Artificial intelligent assistant

entoil

entoil, v. arch.
  (ɛnˈtɔɪl)
  Also 6–7 entoyle, 7 intoyl.
  [f. en-1 + toil n.2]
  trans. To bring into toils or snares; to entrap, ensnare. Chiefly fig.

1621 G. Sandys Ovid's Met. v. 104 None more The chace affected, or t'intoyle the Bore. 1875 Browning Inn Album 11 You entoil my legs, And welcome, for I like it.

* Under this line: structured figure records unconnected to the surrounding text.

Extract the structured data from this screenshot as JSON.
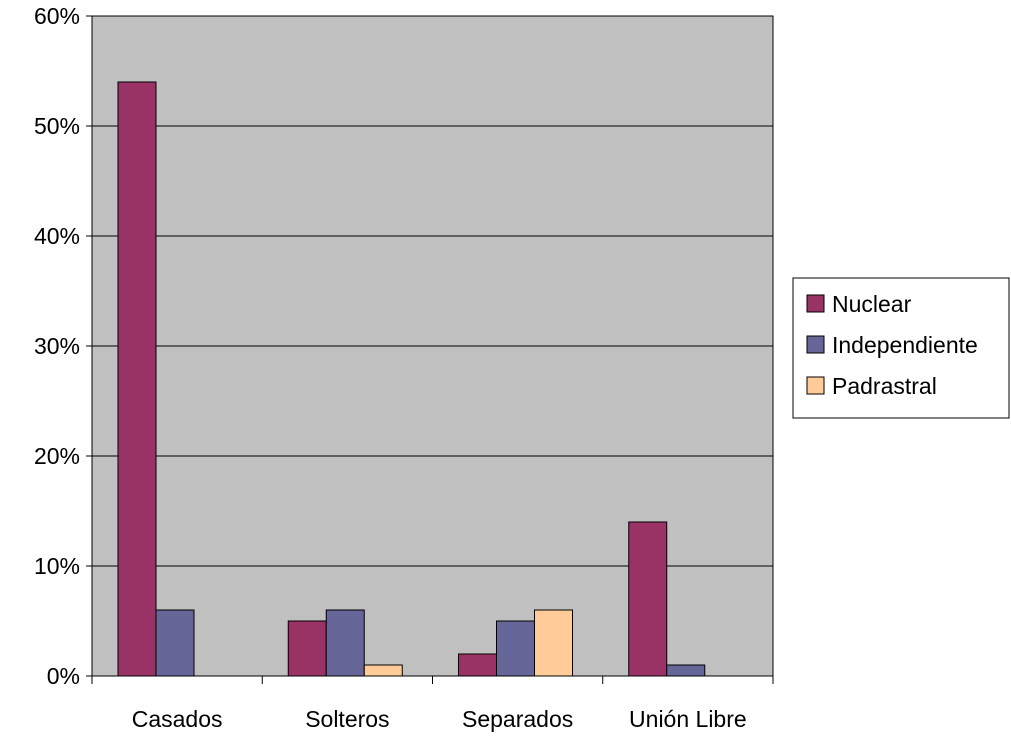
{
  "chart_data": {
    "type": "bar",
    "title": "",
    "xlabel": "",
    "ylabel": "",
    "categories": [
      "Casados",
      "Solteros",
      "Separados",
      "Unión Libre"
    ],
    "series": [
      {
        "name": "Nuclear",
        "values": [
          54,
          5,
          2,
          14
        ],
        "color": "#993366"
      },
      {
        "name": "Independiente",
        "values": [
          6,
          6,
          5,
          1
        ],
        "color": "#666699"
      },
      {
        "name": "Padrastral",
        "values": [
          0,
          1,
          6,
          0
        ],
        "color": "#FFCC99"
      }
    ],
    "value_format": "percent",
    "ylim": [
      0,
      60
    ],
    "yticks": [
      0,
      10,
      20,
      30,
      40,
      50,
      60
    ],
    "ytick_labels": [
      "0%",
      "10%",
      "20%",
      "30%",
      "40%",
      "50%",
      "60%"
    ],
    "grid": true,
    "plot_background": "#C0C0C0",
    "legend_position": "right"
  }
}
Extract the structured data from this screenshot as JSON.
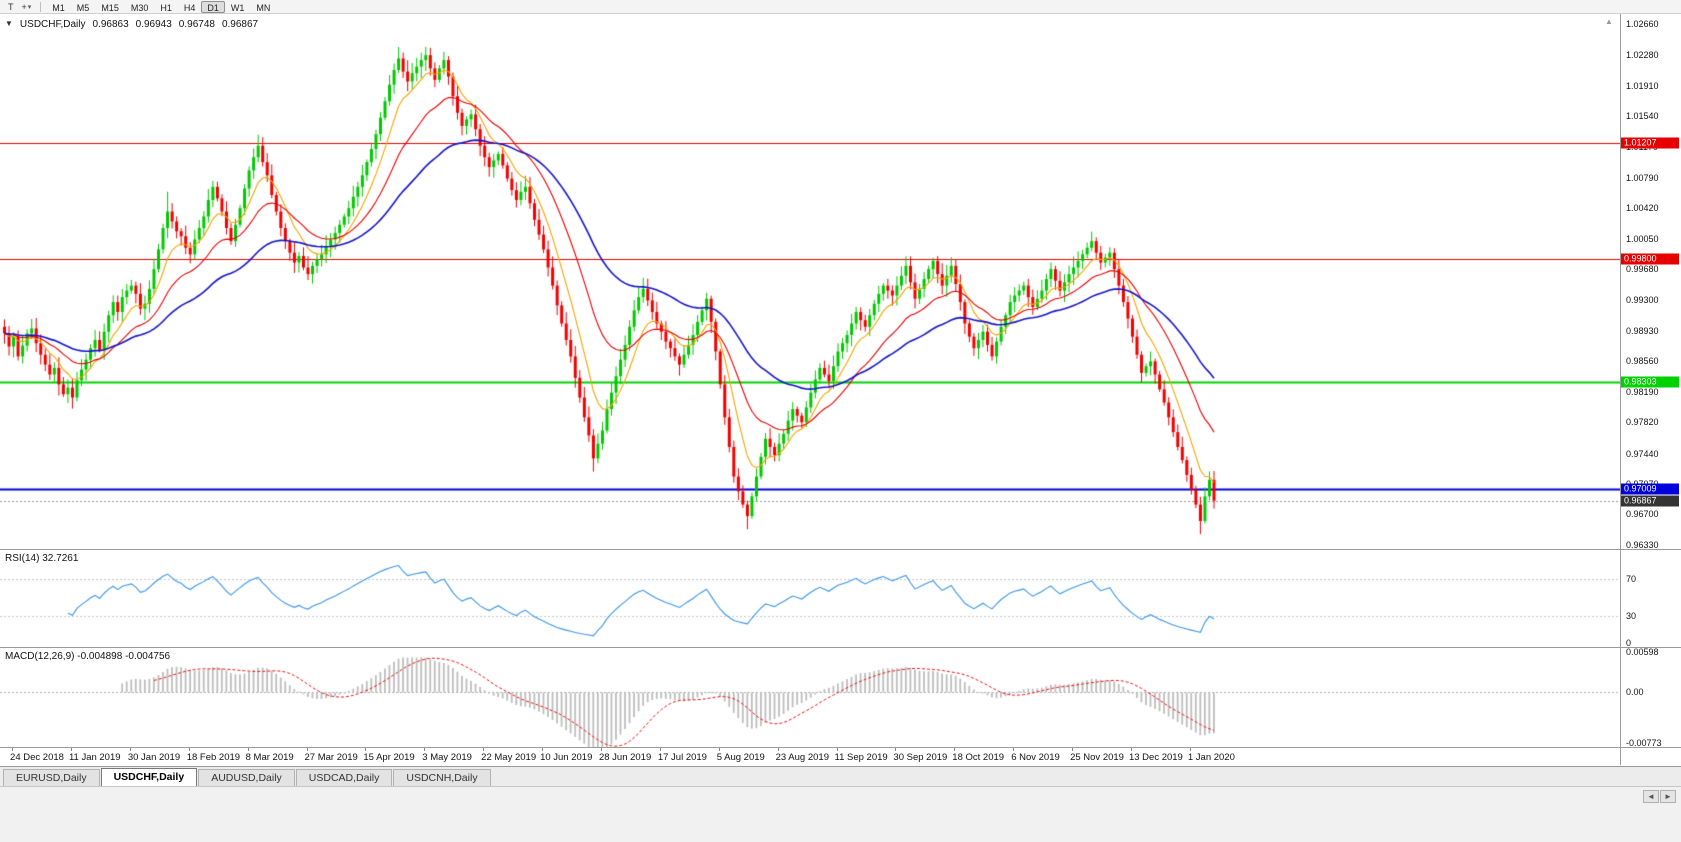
{
  "toolbar": {
    "tools": [
      {
        "name": "text-cursor",
        "icon": "T"
      },
      {
        "name": "crosshair",
        "icon": "+",
        "caret": "▾"
      }
    ],
    "timeframes": [
      "M1",
      "M5",
      "M15",
      "M30",
      "H1",
      "H4",
      "D1",
      "W1",
      "MN"
    ],
    "active_timeframe": "D1"
  },
  "chart_header": {
    "collapse_icon": "▼",
    "symbol": "USDCHF,Daily",
    "open": "0.96863",
    "high": "0.96943",
    "low": "0.96748",
    "close": "0.96867"
  },
  "icons": {
    "up_arrow": "▲",
    "left_arrow": "◄",
    "right_arrow": "►"
  },
  "chart_data": {
    "type": "candlestick",
    "title": "USDCHF,Daily",
    "symbol": "USDCHF",
    "timeframe": "Daily",
    "y_range": [
      0.9628,
      1.0278
    ],
    "y_tick_labels": [
      "1.02660",
      "1.02280",
      "1.01910",
      "1.01540",
      "1.01170",
      "1.00790",
      "1.00420",
      "1.00050",
      "0.99680",
      "0.99300",
      "0.98930",
      "0.98560",
      "0.98190",
      "0.97820",
      "0.97440",
      "0.97070",
      "0.96700",
      "0.96330"
    ],
    "x_tick_labels": [
      "24 Dec 2018",
      "11 Jan 2019",
      "30 Jan 2019",
      "18 Feb 2019",
      "8 Mar 2019",
      "27 Mar 2019",
      "15 Apr 2019",
      "3 May 2019",
      "22 May 2019",
      "10 Jun 2019",
      "28 Jun 2019",
      "17 Jul 2019",
      "5 Aug 2019",
      "23 Aug 2019",
      "11 Sep 2019",
      "30 Sep 2019",
      "18 Oct 2019",
      "6 Nov 2019",
      "25 Nov 2019",
      "13 Dec 2019",
      "1 Jan 2020"
    ],
    "closes": [
      0.989,
      0.9874,
      0.9886,
      0.9862,
      0.9875,
      0.989,
      0.9896,
      0.9878,
      0.9864,
      0.9852,
      0.984,
      0.9848,
      0.9828,
      0.9816,
      0.9824,
      0.9812,
      0.9833,
      0.9846,
      0.9858,
      0.9872,
      0.9882,
      0.987,
      0.9892,
      0.9912,
      0.9928,
      0.9916,
      0.9934,
      0.9942,
      0.9948,
      0.9938,
      0.992,
      0.9926,
      0.9944,
      0.9968,
      0.9992,
      1.0018,
      1.0038,
      1.0026,
      1.0014,
      1.0008,
      0.9994,
      0.9986,
      1.0004,
      1.0018,
      1.0032,
      1.0052,
      1.0068,
      1.0054,
      1.0038,
      1.0018,
      1.0002,
      1.0022,
      1.0042,
      1.0066,
      1.0088,
      1.0104,
      1.0118,
      1.0098,
      1.0082,
      1.0058,
      1.0038,
      1.0018,
      1.0002,
      0.9988,
      0.9976,
      0.9984,
      0.997,
      0.9962,
      0.9972,
      0.998,
      0.9986,
      0.9996,
      1.0004,
      1.0012,
      1.0022,
      1.0032,
      1.0042,
      1.0056,
      1.0068,
      1.0082,
      1.0098,
      1.0114,
      1.0132,
      1.0152,
      1.0172,
      1.0192,
      1.021,
      1.0224,
      1.0208,
      1.0196,
      1.0206,
      1.0214,
      1.0222,
      1.0228,
      1.0212,
      1.0198,
      1.0212,
      1.0222,
      1.0202,
      1.0178,
      1.0158,
      1.0142,
      1.015,
      1.0156,
      1.0138,
      1.0118,
      1.0104,
      1.0092,
      1.01,
      1.0108,
      1.0094,
      1.0078,
      1.0064,
      1.0052,
      1.0062,
      1.0068,
      1.0048,
      1.0028,
      1.001,
      0.9992,
      0.997,
      0.9948,
      0.9924,
      0.9902,
      0.9882,
      0.9862,
      0.9836,
      0.9812,
      0.9788,
      0.9766,
      0.9738,
      0.9756,
      0.9772,
      0.9798,
      0.9818,
      0.9838,
      0.9858,
      0.9876,
      0.9898,
      0.9918,
      0.9934,
      0.9944,
      0.993,
      0.9916,
      0.9902,
      0.9892,
      0.988,
      0.9872,
      0.9862,
      0.9852,
      0.9864,
      0.9876,
      0.9888,
      0.9904,
      0.9918,
      0.9932,
      0.9904,
      0.9868,
      0.9828,
      0.9788,
      0.9752,
      0.9716,
      0.9698,
      0.9682,
      0.9668,
      0.9692,
      0.9716,
      0.974,
      0.9762,
      0.9752,
      0.9742,
      0.9756,
      0.9768,
      0.9784,
      0.9798,
      0.979,
      0.9782,
      0.98,
      0.9818,
      0.9834,
      0.9848,
      0.984,
      0.9832,
      0.985,
      0.9868,
      0.9878,
      0.9888,
      0.9902,
      0.9916,
      0.9906,
      0.9898,
      0.9912,
      0.9926,
      0.9938,
      0.9948,
      0.9942,
      0.9936,
      0.9948,
      0.996,
      0.9972,
      0.9952,
      0.9932,
      0.9944,
      0.9956,
      0.9968,
      0.9978,
      0.9962,
      0.9948,
      0.996,
      0.9972,
      0.995,
      0.9928,
      0.9902,
      0.9886,
      0.9872,
      0.9882,
      0.9892,
      0.9876,
      0.9862,
      0.988,
      0.9898,
      0.9912,
      0.9928,
      0.9936,
      0.9942,
      0.9948,
      0.9934,
      0.9922,
      0.9932,
      0.9942,
      0.9956,
      0.9968,
      0.9954,
      0.9942,
      0.9952,
      0.9962,
      0.997,
      0.9978,
      0.9986,
      0.9994,
      1.0002,
      0.9988,
      0.9976,
      0.9982,
      0.9988,
      0.9968,
      0.9948,
      0.9928,
      0.9908,
      0.9886,
      0.9864,
      0.9842,
      0.985,
      0.9856,
      0.984,
      0.9822,
      0.9806,
      0.9788,
      0.977,
      0.9752,
      0.9736,
      0.9718,
      0.97,
      0.9682,
      0.9662,
      0.9692,
      0.9712,
      0.96867
    ],
    "wick_highs": {
      "36": 1.0062,
      "93": 1.0238
    },
    "wick_lows": {
      "15": 0.98,
      "130": 0.9722,
      "164": 0.9652,
      "264": 0.9646
    },
    "up_color": "#00C800",
    "down_color": "#F00000",
    "moving_averages": [
      {
        "period": 8,
        "type": "ema",
        "color": "#F4A300"
      },
      {
        "period": 20,
        "type": "ema",
        "color": "#E60000"
      },
      {
        "period": 45,
        "type": "ema",
        "color": "#1414C8"
      }
    ],
    "levels": [
      {
        "price": 1.01207,
        "label": "1.01207",
        "color": "#E60000",
        "width": 1
      },
      {
        "price": 0.998,
        "label": "0.99800",
        "color": "#E60000",
        "width": 1
      },
      {
        "price": 0.98303,
        "label": "0.98303",
        "color": "#00D200",
        "width": 2
      },
      {
        "price": 0.97009,
        "label": "0.97009",
        "color": "#0000DC",
        "width": 2
      }
    ],
    "current_price": {
      "price": 0.96867,
      "label": "0.96867",
      "tag_color": "#333333",
      "line_color": "#999999"
    }
  },
  "rsi_panel": {
    "label": "RSI(14) 32.7261",
    "period": 14,
    "value": 32.7261,
    "line_color": "#3C96E6",
    "level_lines": [
      70,
      30
    ],
    "axis_labels": [
      {
        "text": "70",
        "value": 70
      },
      {
        "text": "30",
        "value": 30
      },
      {
        "text": "0",
        "value": 0
      }
    ]
  },
  "macd_panel": {
    "label": "MACD(12,26,9) -0.004898 -0.004756",
    "fast": 12,
    "slow": 26,
    "signal": 9,
    "main_value": -0.004898,
    "signal_value": -0.004756,
    "hist_color": "#BDBDBD",
    "signal_color": "#E61414",
    "axis_max": 0.00598,
    "axis_min": -0.00773,
    "axis_labels": [
      {
        "text": "0.00598",
        "value": 0.00598
      },
      {
        "text": "0.00",
        "value": 0
      },
      {
        "text": "-0.00773",
        "value": -0.00773
      }
    ]
  },
  "tabs": [
    {
      "label": "EURUSD,Daily",
      "active": false
    },
    {
      "label": "USDCHF,Daily",
      "active": true
    },
    {
      "label": "AUDUSD,Daily",
      "active": false
    },
    {
      "label": "USDCAD,Daily",
      "active": false
    },
    {
      "label": "USDCNH,Daily",
      "active": false
    }
  ]
}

fig. 1581 W. Clarke in Confer. iv. (1584) Ff iij b, Thus you are entoyled. 1590 Barrow & Greenwood in Confer. 46 The furder and more you striue against the truth, the furder and faster you entoyle your self. a 1626 Bacon New Atl. (1650) 13 Entoyled both their Navy, and their Campe, with a greater Power than theirs, both by Sea and Land. 1652 Benlowes Theoph. xi. lxxix, Nere in the net of Slothfulnesse entoyl'd. 1820 Keats St. Agnes xxxii, So mused awhile, entoyled in woofed fantasies. 1879 Browning Ned Bratts 43 Mounting until its mesh Entoiled all heads in a fluster.

  Hence enˈtoilment rare, the action of entoiling; the state of being entoiled.

1855 Browning Men & Women ii. Before, In torture and entoilment.